A avaliação negativa que é feita assenta em critérios objectivos e claros e tem em conta, também, um discurso ministerial que desde a primeira hora tem repetido palavras como rigor, competência, responsabilização, eficácia, eficiência, estabilidade, qualidade e transparência. Palavras pronunciadas repetidamente por um ministro que se diz defensor de uma cultura de avaliação mas que não a aplica dentro dos serviços centrais, nem aos responsáveis políticos do Ministério que superintende.
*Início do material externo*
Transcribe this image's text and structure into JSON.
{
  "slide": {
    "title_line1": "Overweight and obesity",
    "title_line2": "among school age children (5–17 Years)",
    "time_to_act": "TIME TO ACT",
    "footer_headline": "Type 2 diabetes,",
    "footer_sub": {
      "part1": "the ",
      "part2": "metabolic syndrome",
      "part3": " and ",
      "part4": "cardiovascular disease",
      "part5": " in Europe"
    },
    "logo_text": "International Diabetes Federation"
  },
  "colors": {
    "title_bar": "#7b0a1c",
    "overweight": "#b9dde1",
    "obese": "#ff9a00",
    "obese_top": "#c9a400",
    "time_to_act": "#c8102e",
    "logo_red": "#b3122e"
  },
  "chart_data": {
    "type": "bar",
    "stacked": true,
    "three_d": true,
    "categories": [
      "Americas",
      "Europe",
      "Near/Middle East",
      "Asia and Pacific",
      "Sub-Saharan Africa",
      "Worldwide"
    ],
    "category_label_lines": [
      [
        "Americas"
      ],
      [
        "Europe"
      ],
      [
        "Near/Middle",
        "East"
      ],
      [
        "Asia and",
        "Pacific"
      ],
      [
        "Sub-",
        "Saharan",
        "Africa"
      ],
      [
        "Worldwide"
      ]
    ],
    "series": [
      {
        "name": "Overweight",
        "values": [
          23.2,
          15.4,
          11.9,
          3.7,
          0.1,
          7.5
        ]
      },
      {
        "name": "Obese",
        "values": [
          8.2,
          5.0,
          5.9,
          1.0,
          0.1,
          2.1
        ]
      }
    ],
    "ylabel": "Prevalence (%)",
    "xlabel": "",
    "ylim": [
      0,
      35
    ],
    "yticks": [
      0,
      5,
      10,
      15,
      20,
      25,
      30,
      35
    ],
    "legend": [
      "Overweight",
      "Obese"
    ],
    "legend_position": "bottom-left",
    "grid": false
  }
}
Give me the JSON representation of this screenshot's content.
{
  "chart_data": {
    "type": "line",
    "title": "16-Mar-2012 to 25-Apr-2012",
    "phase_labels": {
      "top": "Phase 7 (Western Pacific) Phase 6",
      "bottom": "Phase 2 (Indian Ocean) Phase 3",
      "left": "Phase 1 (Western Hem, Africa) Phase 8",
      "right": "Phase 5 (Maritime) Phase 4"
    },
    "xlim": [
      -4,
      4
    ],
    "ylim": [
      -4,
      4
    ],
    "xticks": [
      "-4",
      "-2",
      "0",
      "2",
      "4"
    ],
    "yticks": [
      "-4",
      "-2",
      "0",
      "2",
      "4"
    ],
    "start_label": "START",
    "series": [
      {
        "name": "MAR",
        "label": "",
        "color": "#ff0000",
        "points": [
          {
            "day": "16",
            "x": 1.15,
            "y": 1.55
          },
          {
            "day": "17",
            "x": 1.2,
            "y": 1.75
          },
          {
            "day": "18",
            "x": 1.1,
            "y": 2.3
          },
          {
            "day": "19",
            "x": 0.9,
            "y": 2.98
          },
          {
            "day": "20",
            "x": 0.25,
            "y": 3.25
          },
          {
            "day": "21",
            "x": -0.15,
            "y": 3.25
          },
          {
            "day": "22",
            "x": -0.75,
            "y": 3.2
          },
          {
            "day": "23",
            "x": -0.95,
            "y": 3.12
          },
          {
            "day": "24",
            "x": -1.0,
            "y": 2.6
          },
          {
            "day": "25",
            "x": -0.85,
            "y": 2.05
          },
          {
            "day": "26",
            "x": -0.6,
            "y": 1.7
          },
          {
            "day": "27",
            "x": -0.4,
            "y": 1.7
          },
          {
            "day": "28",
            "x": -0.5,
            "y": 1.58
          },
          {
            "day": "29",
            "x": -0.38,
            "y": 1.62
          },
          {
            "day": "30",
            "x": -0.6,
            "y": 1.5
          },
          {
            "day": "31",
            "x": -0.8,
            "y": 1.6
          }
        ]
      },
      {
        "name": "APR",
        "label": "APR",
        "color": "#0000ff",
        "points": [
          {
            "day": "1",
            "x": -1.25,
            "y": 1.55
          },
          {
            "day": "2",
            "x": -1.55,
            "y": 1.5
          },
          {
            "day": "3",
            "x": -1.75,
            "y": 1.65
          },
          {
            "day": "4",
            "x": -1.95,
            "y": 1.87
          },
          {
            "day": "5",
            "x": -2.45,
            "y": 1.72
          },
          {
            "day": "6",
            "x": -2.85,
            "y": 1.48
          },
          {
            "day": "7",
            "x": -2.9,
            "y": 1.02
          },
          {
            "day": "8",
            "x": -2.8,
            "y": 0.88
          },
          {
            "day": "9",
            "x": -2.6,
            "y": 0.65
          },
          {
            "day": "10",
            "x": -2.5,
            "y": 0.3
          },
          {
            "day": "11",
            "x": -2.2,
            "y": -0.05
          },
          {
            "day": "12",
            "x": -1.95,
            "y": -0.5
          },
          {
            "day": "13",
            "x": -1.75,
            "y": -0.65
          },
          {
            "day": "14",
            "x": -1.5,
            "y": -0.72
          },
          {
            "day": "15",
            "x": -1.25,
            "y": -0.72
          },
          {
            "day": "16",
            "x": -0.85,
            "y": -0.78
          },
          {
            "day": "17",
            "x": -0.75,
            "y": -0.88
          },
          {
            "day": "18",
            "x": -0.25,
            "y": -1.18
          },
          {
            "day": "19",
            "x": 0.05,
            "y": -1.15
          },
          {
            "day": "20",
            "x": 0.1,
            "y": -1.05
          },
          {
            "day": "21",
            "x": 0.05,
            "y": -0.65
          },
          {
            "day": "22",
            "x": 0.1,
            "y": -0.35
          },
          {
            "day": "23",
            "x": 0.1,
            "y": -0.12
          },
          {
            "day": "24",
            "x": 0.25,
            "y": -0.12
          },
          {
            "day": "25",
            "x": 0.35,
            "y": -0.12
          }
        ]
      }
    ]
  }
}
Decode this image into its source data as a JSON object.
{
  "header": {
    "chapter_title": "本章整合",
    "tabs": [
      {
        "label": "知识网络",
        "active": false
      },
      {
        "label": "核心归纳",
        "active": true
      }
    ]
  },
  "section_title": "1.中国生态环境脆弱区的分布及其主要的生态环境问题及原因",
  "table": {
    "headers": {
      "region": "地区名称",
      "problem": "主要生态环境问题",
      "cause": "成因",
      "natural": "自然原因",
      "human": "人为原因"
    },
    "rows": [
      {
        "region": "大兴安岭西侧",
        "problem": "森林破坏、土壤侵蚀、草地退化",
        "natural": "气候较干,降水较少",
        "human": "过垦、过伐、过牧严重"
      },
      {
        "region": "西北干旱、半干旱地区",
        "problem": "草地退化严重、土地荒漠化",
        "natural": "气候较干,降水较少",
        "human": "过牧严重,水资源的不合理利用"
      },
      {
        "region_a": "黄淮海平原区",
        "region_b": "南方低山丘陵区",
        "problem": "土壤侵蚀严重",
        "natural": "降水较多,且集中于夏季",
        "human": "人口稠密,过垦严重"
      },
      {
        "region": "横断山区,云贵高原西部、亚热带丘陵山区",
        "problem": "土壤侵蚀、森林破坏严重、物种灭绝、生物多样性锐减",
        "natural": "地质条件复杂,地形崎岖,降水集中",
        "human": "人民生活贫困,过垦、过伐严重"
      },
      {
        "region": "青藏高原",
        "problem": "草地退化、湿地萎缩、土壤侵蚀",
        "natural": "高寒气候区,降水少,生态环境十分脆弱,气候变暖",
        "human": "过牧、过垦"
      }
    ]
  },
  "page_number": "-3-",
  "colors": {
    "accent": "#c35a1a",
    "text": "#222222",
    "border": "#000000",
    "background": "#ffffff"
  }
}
Assim, tendo em conta os itens considerados:

§            POLÍTICA(S) PARA A EDUCAÇÃO

§            ESTABILIDADE E EMPREGO DOS PROFESSORES E EDUCADORES

§            ESTABILIDADE NO FUNCIONAMENTO DAS ESCOLAS

§            FINANCIAMENTO DAS ESCOLAS PÚBLICAS

§            TRANSPARÊNCIA DOS ACTOS ADMINISTRATIVOS

§            RESPEITO PELOS QUADROS LEGAIS VIGENTES

§            COMPETÊNCIA TÉCNICA E RESPONSABILIDADE POLÍTICA

§            SERIEDADE E RIGOR NAS POSIÇÕES ASSUMIDAS

o Encontro Nacional de Quadros Sindicais promovido pela FENPROF em 28 de Maio de 2004, em Lisboa, reprova esta equipa ministerial e a política educativa de cariz mercantilista e neoliberal por ela prosseguida.

A sua penalização social e política, quer pelo acentuar da acção e da luta reivindicativas, quer pelo voto dos portugueses, será determinante para a mudança que é urgente e indispensável ao nosso país.